La candidata derrotada Keiko Fujimori alega fraude sin pruebas, e impide el reconocimiento oficial del ganador. Fujimori es hija del expresidente Alberto Fujimori quien cumple una condena de 25 años en prisión por violaciones a los derechos humanos. Representa un legado de populismo y represión perjudiciales para el Perú.
Castillo se impuso pese a una campaña sin precedentes de difamación e intimidación en los principales medios de comunicación. Esa campaña dio resultado. El 55% de quienes votaron por Keiko Fujimori lo hicieron, no por sus virtudes, sino porque no querían “que el comunismo llegara al poder”.
Sin embargo, Castillo ganó por 44,000 votos o más. La diferencia es poca pero sustancial. No hay ningún indicio de fraude. El proceso fue calificado por Transparencia Internacional, la OEA y observadores internacionales como limpio y transparente. Estados Unidos y la Unión Europea elogiaron el proceso. Y el 51% de los votantes lo apoyaron porque ofrecía el cambio que requiere el país.
Faltando menos de un mes para la toma de poder, el Jurado Nacional de Elecciones retrasa el veredicto final mientras Fujimori exige anular 200,000 votos mayormente de zonas rurales, donde los votantes por Castillo son absoluta mayoría. Por negarse a dejar el poder, los allegados a Fujimori piden desconocer la victoria de Castillo, o anular los resultados y convocar a nuevos comicios.
Algunos incluso estimulan la intervención castrense, y cientos de oficiales en retiro pidieron a los principales jefes militares no reconocer a Castillo. Esto fue rechazado por el presidente en ejercicio – temporario y nombrado por el Congreso – y la fiscalía «investiga».
El caso del Perú se asemeja al estadounidense.

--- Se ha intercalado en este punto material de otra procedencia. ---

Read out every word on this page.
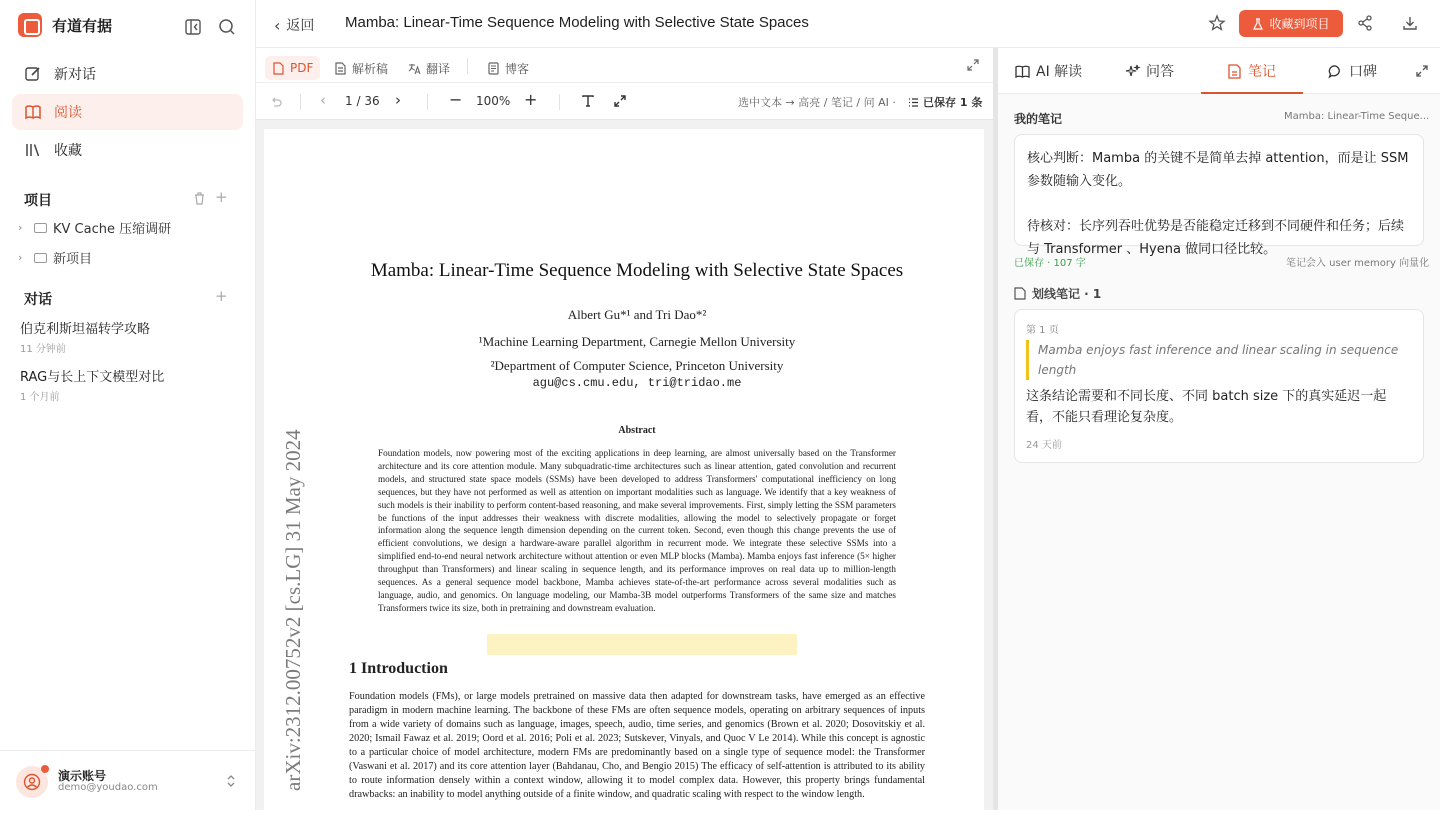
有道有据
新对话
阅读
收藏
项目	+
›	KV Cache 压缩调研
›	新项目
对话	+
伯克利斯坦福转学攻略
11 分钟前
RAG与长上下文模型对比
1 个月前
演示账号
demo@youdao.com
‹ 返回 Mamba: Linear-Time Sequence Modeling with Selective State Spaces	收藏到项目
PDF	解析稿	翻译	博客
‹ 1 / 36 ›	− 100% +	选中文本 → 高亮 / 笔记 / 问 AI · 已保存 1 条
arXiv:2312.00752v2 [cs.LG] 31 May 2024
Mamba: Linear-Time Sequence Modeling with Selective State Spaces
Albert Gu*¹ and Tri Dao*²
¹Machine Learning Department, Carnegie Mellon University
²Department of Computer Science, Princeton University
agu@cs.cmu.edu, tri@tridao.me
Abstract
Foundation models, now powering most of the exciting applications in deep learning, are almost universally based on the Transformer architecture and its core attention module. Many subquadratic-time architectures such as linear attention, gated convolution and recurrent models, and structured state space models (SSMs) have been developed to address Transformers' computational inefficiency on long sequences, but they have not performed as well as attention on important modalities such as language. We identify that a key weakness of such models is their inability to perform content-based reasoning, and make several improvements. First, simply letting the SSM parameters be functions of the input addresses their weakness with discrete modalities, allowing the model to selectively propagate or forget information along the sequence length dimension depending on the current token. Second, even though this change prevents the use of efficient convolutions, we design a hardware-aware parallel algorithm in recurrent mode. We integrate these selective SSMs into a simplified end-to-end neural network architecture without attention or even MLP blocks (Mamba). Mamba enjoys fast inference (5× higher throughput than Transformers) and linear scaling in sequence length, and its performance improves on real data up to million-length sequences. As a general sequence model backbone, Mamba achieves state-of-the-art performance across several modalities such as language, audio, and genomics. On language modeling, our Mamba-3B model outperforms Transformers of the same size and matches Transformers twice its size, both in pretraining and downstream evaluation.
1 Introduction
Foundation models (FMs), or large models pretrained on massive data then adapted for downstream tasks, have emerged as an effective paradigm in modern machine learning. The backbone of these FMs are often sequence models, operating on arbitrary sequences of inputs from a wide variety of domains such as language, images, speech, audio, time series, and genomics (Brown et al. 2020; Dosovitskiy et al. 2020; Ismail Fawaz et al. 2019; Oord et al. 2016; Poli et al. 2023; Sutskever, Vinyals, and Quoc V Le 2014). While this concept is agnostic to a particular choice of model architecture, modern FMs are predominantly based on a single type of sequence model: the Transformer (Vaswani et al. 2017) and its core attention layer (Bahdanau, Cho, and Bengio 2015) The efficacy of self-attention is attributed to its ability to route information densely within a context window, allowing it to model complex data. However, this property brings fundamental drawbacks: an inability to model anything outside of a finite window, and quadratic scaling with respect to the window length.
AI 解读	问答	笔记	口碑
我的笔记	Mamba: Linear-Time Seque...

核心判断：Mamba 的关键不是简单去掉 attention，而是让 SSM 参数随输入变化。

待核对：长序列吞吐优势是否能稳定迁移到不同硬件和任务；后续与 Transformer 、Hyena 做同口径比较。

已保存 · 107 字	笔记会入 user memory 向量化
划线笔记 · 1
第 1 页
Mamba enjoys fast inference and linear scaling in sequence length
这条结论需要和不同长度、不同 batch size 下的真实延迟一起看，不能只看理论复杂度。
24 天前
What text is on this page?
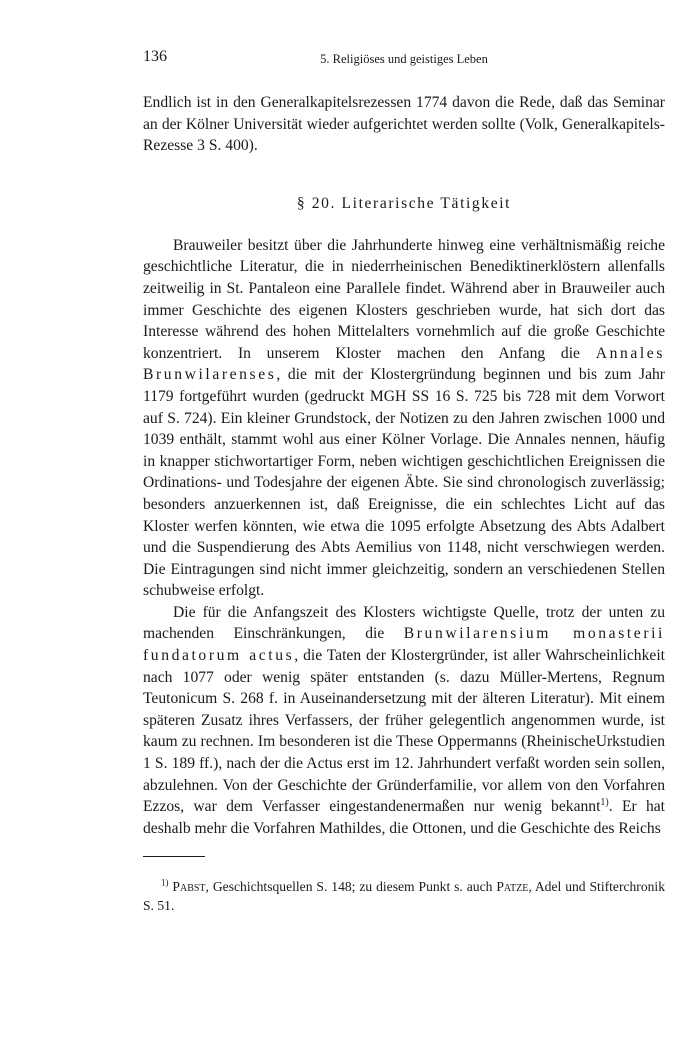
136	5. Religiöses und geistiges Leben

Endlich ist in den Generalkapitelsrezessen 1774 davon die Rede, daß das Seminar an der Kölner Universität wieder aufgerichtet werden sollte (Volk, Generalkapitels-Rezesse 3 S. 400).

§ 20. Literarische Tätigkeit

Brauweiler besitzt über die Jahrhunderte hinweg eine verhältnismäßig reiche geschichtliche Literatur, die in niederrheinischen Benediktinerklöstern allenfalls zeitweilig in St. Pantaleon eine Parallele findet. Während aber in Brauweiler auch immer Geschichte des eigenen Klosters geschrieben wurde, hat sich dort das Interesse während des hohen Mittelalters vornehmlich auf die große Geschichte konzentriert. In unserem Kloster machen den Anfang die Annales Brunwilarenses, die mit der Klostergründung beginnen und bis zum Jahr 1179 fortgeführt wurden (gedruckt MGH SS 16 S. 725 bis 728 mit dem Vorwort auf S. 724). Ein kleiner Grundstock, der Notizen zu den Jahren zwischen 1000 und 1039 enthält, stammt wohl aus einer Kölner Vorlage. Die Annales nennen, häufig in knapper stichwortartiger Form, neben wichtigen geschichtlichen Ereignissen die Ordinations- und Todesjahre der eigenen Äbte. Sie sind chronologisch zuverlässig; besonders anzuerkennen ist, daß Ereignisse, die ein schlechtes Licht auf das Kloster werfen könnten, wie etwa die 1095 erfolgte Absetzung des Abts Adalbert und die Suspendierung des Abts Aemilius von 1148, nicht verschwiegen werden. Die Eintragungen sind nicht immer gleichzeitig, sondern an verschiedenen Stellen schubweise erfolgt.

Die für die Anfangszeit des Klosters wichtigste Quelle, trotz der unten zu machenden Einschränkungen, die Brunwilarensium monasterii fundatorum actus, die Taten der Klostergründer, ist aller Wahrscheinlichkeit nach 1077 oder wenig später entstanden (s. dazu Müller-Mertens, Regnum Teutonicum S. 268 f. in Auseinandersetzung mit der älteren Literatur). Mit einem späteren Zusatz ihres Verfassers, der früher gelegentlich angenommen wurde, ist kaum zu rechnen. Im besonderen ist die These Oppermanns (RheinischeUrkstudien 1 S. 189 ff.), nach der die Actus erst im 12. Jahrhundert verfaßt worden sein sollen, abzulehnen. Von der Geschichte der Gründerfamilie, vor allem von den Vorfahren Ezzos, war dem Verfasser eingestandenermaßen nur wenig bekannt$^{1)}$. Er hat deshalb mehr die Vorfahren Mathildes, die Ottonen, und die Geschichte des Reichs

$^{1)}$ Pabst, Geschichtsquellen S. 148; zu diesem Punkt s. auch Patze, Adel und Stifterchronik S. 51.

En ambos países el candidato perdedor – aquí es Donald Trump – argumenta sin asidero en la realidad que su derrota es falsa y que tuvo origen en un fraude electoral masivo. En ambos, representa una peligrosa corriente antidemocrática. Sin embargo, la tercera parte de la población cree que hubo fraude y dos terceras partes de quienes los apoyaron, que ellos – Trump y Fujimori – son los verdaderos ganadores.
La supervivencia política de ambos depende de la discordia, la desconfianza y la confrontación. De eso se nutren. Es su oxígeno.
La negativa de Fujimori a reconocer la derrota ha catalizado en el sector perdedor una radicalización hacia la extrema derecha violenta y antidemocrática, en una narrativa de elección robada con marcados tintes racistas y clasistas. También en ese aspecto se parece a lo que aquí sucede.
Pero el país andino enfrenta un período de aguda inestabilidad sin parangón: tuvo cuatro presidentes en cinco años; los escándalos de corrupción mermaron la confianza en las instituciones políticas; lidera al mundo en muertes per cápita por el coronavirus y recibió un millón de nuevos refugiados venezolanos huyendo del régimen de Nicolás Maduro, que de por sí significa que está importando la crisis que sacude a aquel país.
Y Castillo representa para el pueblo peruano, un pueblo ninguneado, olvidado, que tiene esperanzas y expectativas, representa una promesa de estabilidad y desarrollo.
Cada día que pasa sin que el Jurado Nacional de Elecciones reafirme la justa victoria de Pedro Castillo aumenta el peligro de violencia e inestabilidad para el Perú.